Yann LeCun, Meta's Director of Artificial Intelligence, won the Turing Prize, believes that general intelligence does not actually exist. According to him, the concept of AGI is often used to refer to intelligence at the human level, but human intelligence is more super-specialized than general.
LeCun argues that although humans are very good at adapting to the real world, communicating sociably and handling vague situations, they are not superior in tightly organized tasks such as playing chess or optimal problems.
We often think we have an overview, but it is an illusion. We only solve problems that the brain allows us to imagine well, Mr. Yann LeCun shared in a recent podcast.
In response, Demis Hassabis, CEO of Google DeepMind, said that LeCun had confused between general smart space and general smart space.
In a post on social network X, he affirmed that the human brain is the most complex and sophisticated phenomenon ever known, and possesses an incredibly superior level of popularity.
Hassabis also cited the lyse of no free lunch in machine learning, which suggests that there is no single algorithm that can optimize for all problems.

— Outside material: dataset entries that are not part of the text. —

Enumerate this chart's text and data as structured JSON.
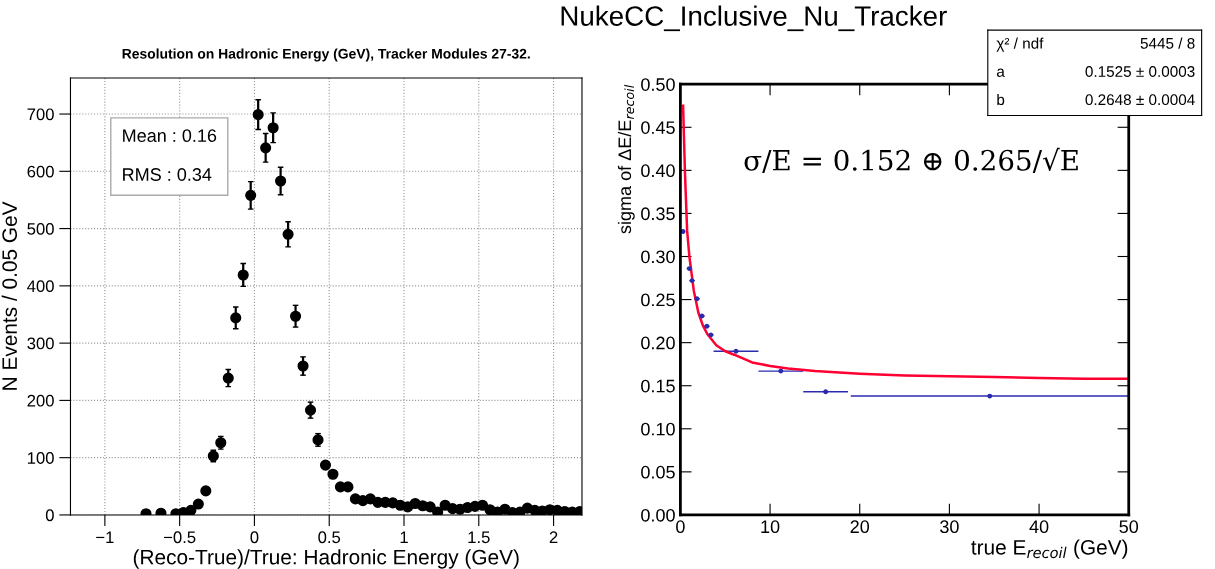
{
  "chart_data": [
    {
      "type": "scatter",
      "title": "Resolution on Hadronic Energy (GeV), Tracker Modules 27-32.",
      "xlabel": "(Reco-True)/True: Hadronic Energy (GeV)",
      "ylabel": "N Events / 0.05 GeV",
      "series": [
        {
          "color": "#000000",
          "x": [
            -0.725,
            -0.625,
            -0.525,
            -0.475,
            -0.425,
            -0.375,
            -0.325,
            -0.275,
            -0.225,
            -0.175,
            -0.125,
            -0.075,
            -0.025,
            0.025,
            0.075,
            0.125,
            0.175,
            0.225,
            0.275,
            0.325,
            0.375,
            0.425,
            0.475,
            0.525,
            0.575,
            0.625,
            0.675,
            0.725,
            0.775,
            0.825,
            0.875,
            0.925,
            0.975,
            1.025,
            1.075,
            1.125,
            1.175,
            1.225,
            1.275,
            1.325,
            1.375,
            1.425,
            1.475,
            1.525,
            1.575,
            1.625,
            1.675,
            1.725,
            1.775,
            1.825,
            1.875,
            1.925,
            1.975,
            2.025,
            2.075,
            2.125,
            2.175
          ],
          "values": [
            2,
            3,
            2,
            4,
            8,
            19,
            42,
            103,
            126,
            239,
            344,
            419,
            558,
            699,
            641,
            676,
            583,
            490,
            347,
            260,
            183,
            131,
            87,
            71,
            49,
            49,
            28,
            25,
            28,
            22,
            22,
            21,
            17,
            14,
            20,
            16,
            14,
            5,
            17,
            11,
            10,
            13,
            15,
            17,
            9,
            5,
            10,
            4,
            5,
            12,
            8,
            7,
            9,
            8,
            6,
            5,
            6
          ],
          "errors": [
            null,
            null,
            null,
            null,
            null,
            null,
            null,
            10,
            11,
            15,
            19,
            20,
            24,
            26,
            25,
            26,
            24,
            22,
            19,
            16,
            14,
            11,
            null,
            null,
            null,
            null,
            null,
            null,
            null,
            null,
            null,
            null,
            null,
            null,
            null,
            null,
            null,
            null,
            null,
            null,
            null,
            null,
            null,
            null,
            null,
            null,
            null,
            null,
            null,
            null,
            null,
            null,
            null,
            null,
            null,
            null,
            null
          ]
        }
      ],
      "marker": "circle",
      "xlim": [
        -1.23,
        2.19
      ],
      "ylim": [
        0,
        763
      ],
      "xticks": [
        {
          "value": -1,
          "label": "−1"
        },
        {
          "value": -0.5,
          "label": "−0.5"
        },
        0,
        0.5,
        1,
        1.5,
        2
      ],
      "yticks": [
        0,
        100,
        200,
        300,
        400,
        500,
        600,
        700
      ],
      "grid": true,
      "annotations": [
        "Mean : 0.16",
        "RMS : 0.34"
      ]
    },
    {
      "type": "scatter",
      "title": "NukeCC_Inclusive_Nu_Tracker",
      "xlabel": "true E$_{recoil}$ (GeV)",
      "ylabel": "sigma of ΔE/E$_{recoil}$",
      "series": [
        {
          "color": "#2b2bb0",
          "marker": "circle",
          "x": [
            0.3,
            1.0,
            1.3,
            1.85,
            2.4,
            2.95,
            3.4,
            6.2,
            11.2,
            16.2,
            34.5
          ],
          "values": [
            0.329,
            0.286,
            0.272,
            0.251,
            0.231,
            0.219,
            0.209,
            0.19,
            0.167,
            0.143,
            0.138
          ],
          "xerrors": [
            0.2,
            0.3,
            0.3,
            0.3,
            0.3,
            0.3,
            0.3,
            2.5,
            2.5,
            2.5,
            15.5
          ]
        },
        {
          "type": "line",
          "color": "#ff0033",
          "marker": "none",
          "x": [
            0.3,
            0.5,
            0.75,
            1,
            1.5,
            2,
            2.5,
            3,
            4,
            5,
            6,
            8,
            10,
            12,
            15,
            20,
            25,
            30,
            35,
            40,
            45,
            50
          ],
          "values": [
            0.475,
            0.4,
            0.33,
            0.3,
            0.26,
            0.235,
            0.22,
            0.21,
            0.197,
            0.19,
            0.186,
            0.177,
            0.173,
            0.17,
            0.167,
            0.164,
            0.162,
            0.161,
            0.16,
            0.159,
            0.158,
            0.158
          ]
        }
      ],
      "xlim": [
        0,
        50
      ],
      "ylim": [
        0,
        0.5
      ],
      "xticks": [
        0,
        10,
        20,
        30,
        40,
        50
      ],
      "yticks": [
        {
          "value": 0,
          "label": "0.00"
        },
        {
          "value": 0.05,
          "label": "0.05"
        },
        {
          "value": 0.1,
          "label": "0.10"
        },
        {
          "value": 0.15,
          "label": "0.15"
        },
        {
          "value": 0.2,
          "label": "0.20"
        },
        {
          "value": 0.25,
          "label": "0.25"
        },
        {
          "value": 0.3,
          "label": "0.30"
        },
        {
          "value": 0.35,
          "label": "0.35"
        },
        {
          "value": 0.4,
          "label": "0.40"
        },
        {
          "value": 0.45,
          "label": "0.45"
        },
        {
          "value": 0.5,
          "label": "0.50"
        }
      ],
      "grid": false,
      "annotations": [
        "σ/E = 0.152 ⊕ 0.265/√E",
        "χ² / ndf",
        "5445 / 8",
        "a",
        "0.1525 ± 0.0003",
        "b",
        "0.2648 ± 0.0004"
      ]
    }
  ]
}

That means, in finite systems, there always needs to be a certain level of specialization. However, he emphasized that overall thinking does not lie in being the best at every task, but in the ability to learn anything that can be calculated if there is enough data, time and resources.
According to Hassabis, both the human brain and modern platform AI models can be considered Approxative Turing machines, meaning that in theory they can learn any calculable problems.
He also rejected LeCun's argument when comparing humans to game machines, saying that it is humans who can invent chess, science or Jets, which is a strong demonstration of the superiority of intelligence.
This debate reflects two different approaches in the AGI race. Hassabis believes that expanding the scale of major language models (LLM) is not enough, and the AI field still needs more fundamental breakthroughs.
Meanwhile, LeCun believes that LLM is a "dingle" because of the lack of continuous learning and understanding the real world.
Instead, LeCun believes that it is necessary to focus on developing world models, which are AI systems capable of understanding and simulating physical laws, causation and time movement. According to him, the concept of advanced machine intelligence reflects more accurately the research goals than the controversial term AGI.